I can totally imagine how that comment would land. I would feel the same. Maybe it's worth exploring that with her? Because maybe she meant something else or maybe she has reflected and she regrets saying it?
I had something similar when I mentioned something once and me and my T had a big rupture. We spent a couple of sessions with me exploring if I could talk about something with her again and asking all about it and her reaction and what happened. She allowed me to ask anything I wanted, and she explained her responses and she apologised. All that helped. Might help you?

I'm sort of laughing to myself with the last statement because I am a very impatient person. In the sense that I have talk about everything now as if there will be no other opportunity to do so in the future. When I do freeze up out of fear, and when I can't speak then I'm overly critical of myself. I think I ruined my session and that I'm the reason I can never progress. I'm working on rearranging the negative self talk, but it's a long process.
Yeah, I kinda picked that up! 😀 I'm the same. Fix everything yesterday already. Which is also a trauma response I think.
Letting the process take it's time, is ok.
I read somewhere that taking it slower speeds it up.
Totally understand the feeling of ruining the session. Or not getting enough from it. But: even if you are silent , that's still communicating something. Lots. It's a frustrating process for sure. But, it's going to take some time regardless of whether we want it to or not! So may as well go with the flow. And it is good practice to challenge the negative self talk: it's a safe way to do that.
 
One benefit I can think of. It ended 45 years of nightmares. One month of therapy until I found the key. That and the most terrifying part of my nightmares, the part my T helped me find, was part of my trauma.
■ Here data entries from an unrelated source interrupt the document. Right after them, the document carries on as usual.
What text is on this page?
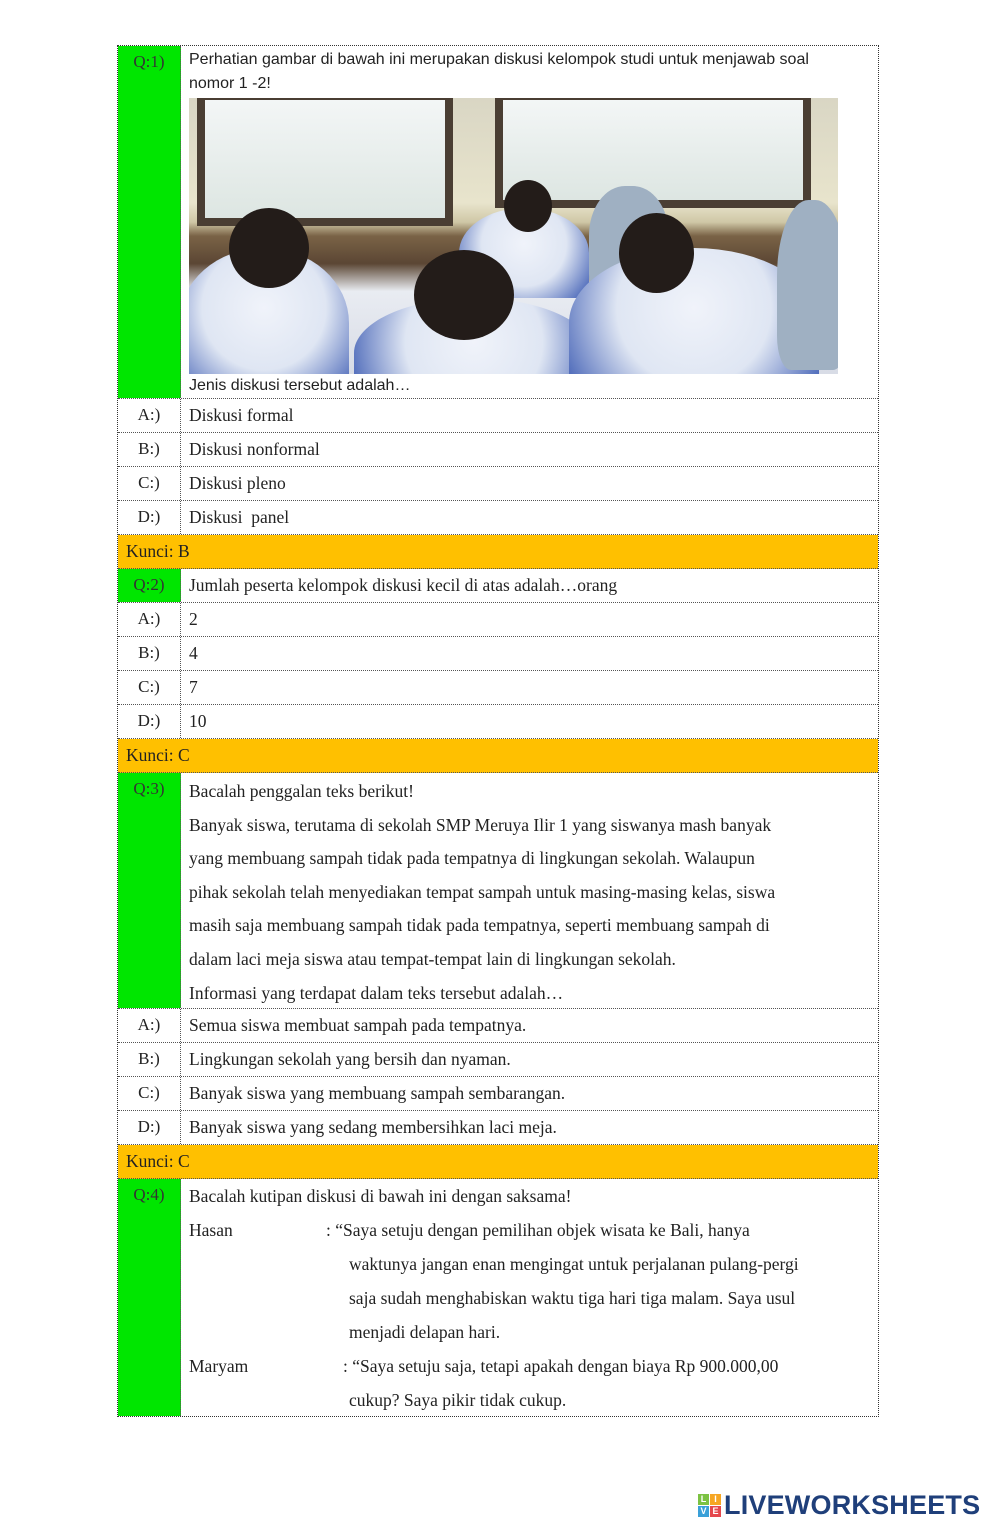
Q:1)	Perhatian gambar di bawah ini merupakan diskusi kelompok studi untuk menjawab soal nomor 1 -2!
Jenis diskusi tersebut adalah…
A:)	Diskusi formal
B:)	Diskusi nonformal
C:)	Diskusi pleno
D:)	Diskusi  panel
Kunci: B
Q:2)	Jumlah peserta kelompok diskusi kecil di atas adalah…orang
A:)	2
B:)	4
C:)	7
D:)	10
Kunci: C
Q:3)	Bacalah penggalan teks berikut!
Banyak siswa, terutama di sekolah SMP Meruya Ilir 1 yang siswanya mash banyak
yang membuang sampah tidak pada tempatnya di lingkungan sekolah. Walaupun
pihak sekolah telah menyediakan tempat sampah untuk masing-masing kelas, siswa
masih saja membuang sampah tidak pada tempatnya, seperti membuang sampah di
dalam laci meja siswa atau tempat-tempat lain di lingkungan sekolah.
Informasi yang terdapat dalam teks tersebut adalah…
A:)	Semua siswa membuat sampah pada tempatnya.
B:)	Lingkungan sekolah yang bersih dan nyaman.
C:)	Banyak siswa yang membuang sampah sembarangan.
D:)	Banyak siswa yang sedang membersihkan laci meja.
Kunci: C
Q:4)	Bacalah kutipan diskusi di bawah ini dengan saksama!
Hasan	: “Saya setuju dengan pemilihan objek wisata ke Bali, hanya
waktunya jangan enan mengingat untuk perjalanan pulang-pergi
saja sudah menghabiskan waktu tiga hari tiga malam. Saya usul
menjadi delapan hari.
Maryam	: “Saya setuju saja, tetapi apakah dengan biaya Rp 900.000,00
cukup? Saya pikir tidak cukup.
L I
V E LIVEWORKSHEETS
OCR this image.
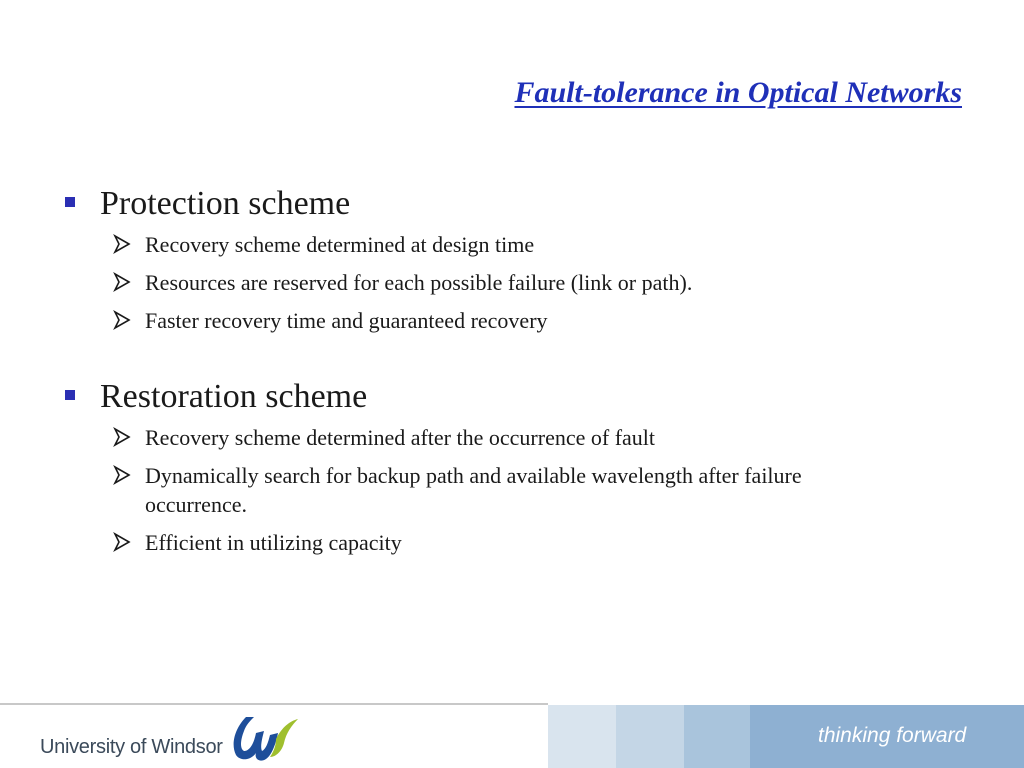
Fault-tolerance in Optical Networks
Protection scheme
Recovery scheme determined at design time
Resources are reserved for each possible failure (link or path).
Faster recovery time and guaranteed recovery
Restoration scheme
Recovery scheme determined after the occurrence of fault
Dynamically search for backup path and available wavelength after failure occurrence.
Efficient in utilizing capacity
University of Windsor	thinking forward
You need to understand that all your input goes through the Fight or Flight interpreter first. So all it can do really is assign varying levels of fear to everything. But its a lie. In fact PTSD lies to you all the time. When exposed to the light of grounded thought and conscious decision the fear evaporates because it wasn't real in the first place.

Dream stuff is weird at best but...Its not the weirdest stuff you are going to talk to your T about by miles. Trust me. I'm not where I need to go but like the Grateful Dead said "What a long strange trip it's been."
 
"Letting the process take its time, it's ok. I read somewhere that taking it slower speeds it up. Totally understand the feeling of ruining the session. Or not getting enough from it. But: even if you are silent, that's still communicating something. Lots. It's a frustrating process for sure. But, it's going to take some time regardless of whether we want it to or not! So may as well go with the flow. And it is good practice to challenge the negative self-talk it's a safe way to do that."
I just had my session with her and I told her about one of the nightmares. At first, it was hard because I held the idea that I had to get through all of them at once; however, she reminded me to celebrate the small wins and allow myself to breathe afterward. So, I'm probably going to spend a few sessions talking about them. But I am proud of myself for finding the courage to speak up. I will try to keep at least the beginning of my sessions talking about my week or other things that make me happy before diving in. The next nightmare isn't as bad, but the two afterward I'm still petrified with the idea of saying them aloud. Even though time and time again she proved she wouldn't react negatively, I'm still scared about what she'll think of me. Though I still want to tell her anyways.